Similar bills last year died in Senate committees because of opposition in the House. Brandes said he thinks the bills have a better chance of passing this year.

“I think the time is right,” he said. “I think everybody recognizes solar energy has to be part of Florida’s energy portfolio. I think the Legislature is beginning to realize that and the people of Florida obviously realize that.”

SB 400 passed its first of four committee stops by a unanimous vote. SB 402, an implementing bill filed by Brandes, also passed its first stop on Tuesday. The House companion bills have not been heard in committees.

Meanwhile, the conservative Americans For Prosperity-Florida group announced it opposition to a different proposed solar amendment and other legislation filed by Brandes.
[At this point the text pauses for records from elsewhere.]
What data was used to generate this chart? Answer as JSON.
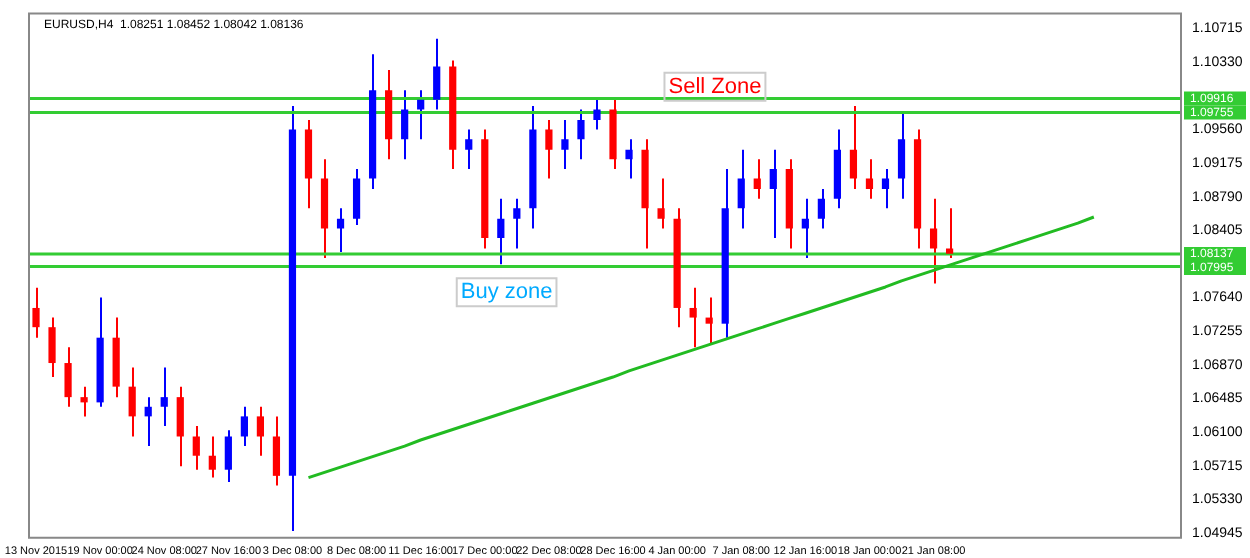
{
  "chart_data": {
    "type": "candlestick",
    "title": "EURUSD,H4  1.08251 1.08452 1.08042 1.08136",
    "categories": [
      "13 Nov 2015",
      null,
      null,
      null,
      "19 Nov 00:00",
      null,
      null,
      null,
      "24 Nov 08:00",
      null,
      null,
      null,
      "27 Nov 16:00",
      null,
      null,
      null,
      "3 Dec 08:00",
      null,
      null,
      null,
      "8 Dec 08:00",
      null,
      null,
      null,
      "11 Dec 16:00",
      null,
      null,
      null,
      "17 Dec 00:00",
      null,
      null,
      null,
      "22 Dec 08:00",
      null,
      null,
      null,
      "28 Dec 16:00",
      null,
      null,
      null,
      "4 Jan 00:00",
      null,
      null,
      null,
      "7 Jan 08:00",
      null,
      null,
      null,
      "12 Jan 16:00",
      null,
      null,
      null,
      "18 Jan 00:00",
      null,
      null,
      null,
      "21 Jan 08:00",
      null,
      null,
      null,
      null,
      null,
      null,
      null,
      null,
      null,
      null,
      null,
      null,
      null,
      null,
      null
    ],
    "series": [
      {
        "type": "candlestick",
        "ohlc": [
          [
            1.0752,
            1.0775,
            1.0718,
            1.073
          ],
          [
            1.073,
            1.0741,
            1.0673,
            1.0689
          ],
          [
            1.0689,
            1.0707,
            1.0639,
            1.065
          ],
          [
            1.065,
            1.0662,
            1.0628,
            1.0644
          ],
          [
            1.0644,
            1.0764,
            1.0639,
            1.0718
          ],
          [
            1.0718,
            1.0741,
            1.065,
            1.0662
          ],
          [
            1.0662,
            1.0684,
            1.0605,
            1.0628
          ],
          [
            1.0628,
            1.065,
            1.0594,
            1.0639
          ],
          [
            1.0639,
            1.0684,
            1.0617,
            1.065
          ],
          [
            1.065,
            1.0662,
            1.0571,
            1.0605
          ],
          [
            1.0605,
            1.0617,
            1.0567,
            1.0583
          ],
          [
            1.0583,
            1.0605,
            1.0558,
            1.0567
          ],
          [
            1.0567,
            1.0612,
            1.0553,
            1.0605
          ],
          [
            1.0605,
            1.0639,
            1.0594,
            1.0628
          ],
          [
            1.0628,
            1.0639,
            1.0583,
            1.0605
          ],
          [
            1.0605,
            1.0628,
            1.0549,
            1.056
          ],
          [
            1.056,
            1.0983,
            1.0497,
            1.0956
          ],
          [
            1.0956,
            1.0967,
            1.0866,
            1.09
          ],
          [
            1.09,
            1.0922,
            1.0809,
            1.0843
          ],
          [
            1.0843,
            1.0866,
            1.0816,
            1.0854
          ],
          [
            1.0854,
            1.0911,
            1.0847,
            1.09
          ],
          [
            1.09,
            1.1042,
            1.0888,
            1.1001
          ],
          [
            1.1001,
            1.1024,
            1.0922,
            1.0945
          ],
          [
            1.0945,
            1.1001,
            1.0922,
            1.0979
          ],
          [
            1.0979,
            1.1001,
            1.0945,
            1.099
          ],
          [
            1.099,
            1.106,
            1.0979,
            1.1028
          ],
          [
            1.1028,
            1.1035,
            1.0911,
            1.0933
          ],
          [
            1.0933,
            1.0956,
            1.0911,
            1.0945
          ],
          [
            1.0945,
            1.0956,
            1.082,
            1.0832
          ],
          [
            1.0832,
            1.0877,
            1.0802,
            1.0854
          ],
          [
            1.0854,
            1.0877,
            1.082,
            1.0866
          ],
          [
            1.0866,
            1.0983,
            1.0843,
            1.0956
          ],
          [
            1.0956,
            1.0967,
            1.09,
            1.0933
          ],
          [
            1.0933,
            1.0967,
            1.0911,
            1.0945
          ],
          [
            1.0945,
            1.0979,
            1.0922,
            1.0967
          ],
          [
            1.0967,
            1.099,
            1.0956,
            1.0979
          ],
          [
            1.0979,
            1.099,
            1.0911,
            1.0922
          ],
          [
            1.0922,
            1.0945,
            1.09,
            1.0933
          ],
          [
            1.0933,
            1.0945,
            1.082,
            1.0866
          ],
          [
            1.0866,
            1.09,
            1.0843,
            1.0854
          ],
          [
            1.0854,
            1.0866,
            1.073,
            1.0752
          ],
          [
            1.0752,
            1.0775,
            1.0707,
            1.0741
          ],
          [
            1.0741,
            1.0764,
            1.0712,
            1.0734
          ],
          [
            1.0734,
            1.0911,
            1.0718,
            1.0866
          ],
          [
            1.0866,
            1.0933,
            1.0843,
            1.09
          ],
          [
            1.09,
            1.0922,
            1.0877,
            1.0888
          ],
          [
            1.0888,
            1.0933,
            1.0832,
            1.0911
          ],
          [
            1.0911,
            1.0922,
            1.082,
            1.0843
          ],
          [
            1.0843,
            1.0877,
            1.0809,
            1.0854
          ],
          [
            1.0854,
            1.0888,
            1.0843,
            1.0877
          ],
          [
            1.0877,
            1.0956,
            1.0866,
            1.0933
          ],
          [
            1.0933,
            1.0983,
            1.0888,
            1.09
          ],
          [
            1.09,
            1.0922,
            1.0877,
            1.0888
          ],
          [
            1.0888,
            1.0911,
            1.0866,
            1.09
          ],
          [
            1.09,
            1.0974,
            1.0877,
            1.0945
          ],
          [
            1.0945,
            1.0956,
            1.082,
            1.0843
          ],
          [
            1.0843,
            1.0877,
            1.078,
            1.082
          ],
          [
            1.082,
            1.0866,
            1.0809,
            1.0814
          ],
          null,
          null,
          null,
          null,
          null,
          null,
          null,
          null,
          null,
          null,
          null,
          null,
          null,
          null
        ],
        "colors": [
          "#ff0000",
          "#ff0000",
          "#ff0000",
          "#ff0000",
          "#0000ff",
          "#ff0000",
          "#ff0000",
          "#0000ff",
          "#0000ff",
          "#ff0000",
          "#ff0000",
          "#ff0000",
          "#0000ff",
          "#0000ff",
          "#ff0000",
          "#ff0000",
          "#0000ff",
          "#ff0000",
          "#ff0000",
          "#0000ff",
          "#0000ff",
          "#0000ff",
          "#ff0000",
          "#0000ff",
          "#0000ff",
          "#0000ff",
          "#ff0000",
          "#0000ff",
          "#ff0000",
          "#0000ff",
          "#0000ff",
          "#0000ff",
          "#ff0000",
          "#0000ff",
          "#0000ff",
          "#0000ff",
          "#ff0000",
          "#0000ff",
          "#ff0000",
          "#ff0000",
          "#ff0000",
          "#ff0000",
          "#ff0000",
          "#0000ff",
          "#0000ff",
          "#ff0000",
          "#0000ff",
          "#ff0000",
          "#0000ff",
          "#0000ff",
          "#0000ff",
          "#ff0000",
          "#ff0000",
          "#0000ff",
          "#0000ff",
          "#ff0000",
          "#ff0000",
          "#ff0000",
          null,
          null,
          null,
          null,
          null,
          null,
          null,
          null,
          null,
          null,
          null,
          null,
          null,
          null
        ]
      },
      {
        "type": "line",
        "color": "#22bb22",
        "values": [
          null,
          null,
          null,
          null,
          null,
          null,
          null,
          null,
          null,
          null,
          null,
          null,
          null,
          null,
          null,
          null,
          null,
          1.0558,
          1.0564,
          1.057,
          1.0576,
          1.0582,
          1.0588,
          1.0594,
          1.0601,
          1.0607,
          1.0613,
          1.0619,
          1.0625,
          1.0631,
          1.0637,
          1.0643,
          1.0649,
          1.0655,
          1.0661,
          1.0667,
          1.0673,
          1.068,
          1.0686,
          1.0692,
          1.0698,
          1.0704,
          1.071,
          1.0716,
          1.0722,
          1.0728,
          1.0734,
          1.074,
          1.0746,
          1.0752,
          1.0758,
          1.0764,
          1.077,
          1.0776,
          1.0783,
          1.0789,
          1.0795,
          1.0801,
          1.0807,
          1.0813,
          1.0819,
          1.0825,
          1.0831,
          1.0837,
          1.0843,
          1.0849,
          1.0856,
          null,
          null,
          null,
          null,
          null
        ]
      }
    ],
    "ylim": [
      1.0488,
      1.109
    ],
    "yticks": [
      1.10715,
      {
        "value": 1.1033,
        "label": "1.10330"
      },
      {
        "value": 1.0956,
        "label": "1.09560"
      },
      1.09175,
      {
        "value": 1.0879,
        "label": "1.08790"
      },
      1.08405,
      {
        "value": 1.0764,
        "label": "1.07640"
      },
      1.07255,
      {
        "value": 1.0687,
        "label": "1.06870"
      },
      1.06485,
      {
        "value": 1.061,
        "label": "1.06100"
      },
      1.05715,
      {
        "value": 1.0533,
        "label": "1.05330"
      },
      1.04945
    ],
    "ref_lines": [
      {
        "axis": "y",
        "value": 1.09916,
        "label": "1.09916",
        "color": "#33cc33"
      },
      {
        "axis": "y",
        "value": 1.09755,
        "label": "1.09755",
        "color": "#33cc33"
      },
      {
        "axis": "y",
        "value": 1.08137,
        "label": "1.08137",
        "color": "#33cc33"
      },
      {
        "axis": "y",
        "value": 1.07995,
        "label": "1.07995",
        "color": "#33cc33"
      }
    ],
    "annotations": [
      "Sell Zone",
      "Buy zone"
    ],
    "grid": false,
    "legend": false
  }
}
SB 1118 allows a property owner to sell renewable energy to a commercial or industrial tenant.

Floridians for Solar Choice is collecting signatures to put a similar initiative on the ballot in 2016 to prevent governments or utilities from placing barriers to supplying solar electricity. The group has raised concerns about the Brandes bill.

“The utilities have concerns about that bill — significant concerns,” Brandes said. “Some of the solar groups have concerns. We’re just trying to work through those issues.”

Americans for Prosperity-Florida on Tuesday held a news conference with the James Madison Institute to announce opposition to the amendment.

“Special interests want to use the state constitution to encourage and promote solar energy,” said Chris Hudson, AFP-Florida state director. “Using the constitution to promote any type of energy over another is grossly inappropriate regardless of what resource it references.”

Tory Perfetti, Florida director of Conservatives for Energy Freedom, responded, “It is an absolute falsehood and complete and total misrepresentation that has absolutely no legitimacy whatsoever that this amendment favors one energy source over another or includes subsidies or mandates.”